Yazar, senarist, yapımcı ve ikinci filmiyle yönetmen Alex Garland'ın, Jeff VanderMeer romanından senaryosunu yazdığı, 2014'teki Ex Machina'dan sonra ikinci kez yönetmen koltuğuna oturduğu Annihilation, Marvel, DC, Star Wars gibi gündemlerle ve popüler kaygılarla iyice içi boşaltılan, kabak tadı veren fantastik bilim kurgu türüne Arrival misali yeni bir soluk katmaya oynayan filmlerden. Sırf bu yüzden bile saygıyı hak ettiği söylenebilir. Tabii Arrival veya Ex Machina'da olduğu gibi bilim kurgu / gizem yapımlarının olmazsa olmaz arızalarına sahip oluşu bu saygıyı zedelememeli. Çünkü fantastik popcorn filmlerden farklı olarak daha ciddi, gizemli, teori ürettiren, en mühimi de gerçeküstü bir karamsarlıkla geleceğe dair gerçek endişeler üretebilen filmler bunlar. Isaac Asimov, Philip K. Dick, Ursula K. Le Guin gibi bilim kurgu ve fantezi edebiyatının ufku geniş ustalarının okuyucuyu esere dahil etme, eser boyunca onu takip etme, sonuçta teknoloji ile olduğu kadar doğa - insan ilişkisindeki konumunu da ona sorgulatma becerisi, bu tavır ve tarzın şekillenmesinde önemli bir role sahip. Garland da bu şekillenmeden nasibini almış, sinema metinlerindeki yansımalarını incelemiş, başka tarzlardan beslenmek suretiyle kendi tarzını arayan bir adam. Söz konusu arızalarıyla beraber bazı açılardan yavaş yavaş bulmaya başladığı da söylenebilir.

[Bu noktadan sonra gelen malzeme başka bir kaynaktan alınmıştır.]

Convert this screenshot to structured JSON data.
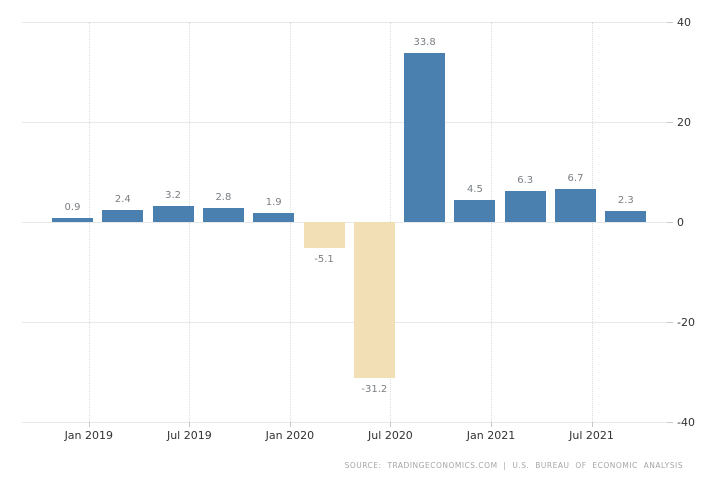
{
  "chart_data": {
    "type": "bar",
    "title": "",
    "values": [
      0.9,
      2.4,
      3.2,
      2.8,
      1.9,
      -5.1,
      -31.2,
      33.8,
      4.5,
      6.3,
      6.7,
      2.3
    ],
    "bar_labels": [
      "0.9",
      "2.4",
      "3.2",
      "2.8",
      "1.9",
      "-5.1",
      "-31.2",
      "33.8",
      "4.5",
      "6.3",
      "6.7",
      "2.3"
    ],
    "x_tick_labels": [
      "Jan 2019",
      "Jul 2019",
      "Jan 2020",
      "Jul 2020",
      "Jan 2021",
      "Jul 2021"
    ],
    "y_ticks": [
      40,
      20,
      0,
      -20,
      -40
    ],
    "y_tick_labels": [
      "40",
      "20",
      "0",
      "-20",
      "-40"
    ],
    "ylim": [
      -40,
      40
    ],
    "y_axis_side": "right",
    "grid": "on",
    "colors": {
      "positive_bar": "#4a80b0",
      "negative_bar": "#f2dfb5",
      "grid_h": "#e8e8e8",
      "grid_v": "#dcdcdc",
      "value_label": "#7a7f84",
      "axis_label": "#333333",
      "source_text": "#a6a6a6",
      "background": "#ffffff"
    },
    "source": "SOURCE: TRADINGECONOMICS.COM | U.S. BUREAU OF ECONOMIC ANALYSIS"
  }
}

Annihilation'ı tarif ederken başta Stalker olmak üzere sinema tarihindeki birtakım filmlerin referans olarak kullanılması, bu tip tartışmalı filmleri tartışmanın doğasında var. Örneğin birinin Lena - Ripley benzetmesini film için olumlu bulmasına rağmen, başka birinin ucuz taklit olarak algılaması filmle kurulan bağlarla ilgili. Filmde bunun gibi pekçok ikilem pusuda bekliyor. Fakat asıl üzerinde durulan nokta, dünyayı yavaş yavaş yutmaya başlayan bu anormal doğaüstü atmosferin günümüz bilimsel yetkinliklerinin dışında kalmış bilinmezliği üzerine beyin fırtınaları yaratma kapasitesi. Daha doğrusu bu kapasitenin sınırlarının zorlanması. Yani gelsin teoriler, gitsin komplolar. Zira film kendini ancak bu şekilde 115 dakikalık süresinin dışına farklı suretlerle taşıyabilir. "Uzaylılar dünyayı istila etse, yapay zeka kontrolü ele alıp casus misali topluma karışsa ya da hafızalarımızı sildirip geçmişimizi unutabilsek" benzeri fantezilerin asla tek bir karşılığı, tek bir yorumlanış şekli yok. Annihilation'ın sunduğu şey ise, biyolojik sınırların kalkmış olduğu, birbirlerinin genlerine müdahale edebilen, böylece birbirlerini taklit edebilen insan, hayvan, bitki topluluğunun can bulduğu anormal bir atmosferin gittikçe büyüyerek normal yaşamı tehdit eder hale gelmesi. Yani oldukça iddialı bir mesele. Arrival'ın bilim kurgu yapılanmasında bile sadece iletişim ve ona bağlı yan kollara temas edilirken, Annihilation ömre bedel bir fanteziyi zemin ediniyor.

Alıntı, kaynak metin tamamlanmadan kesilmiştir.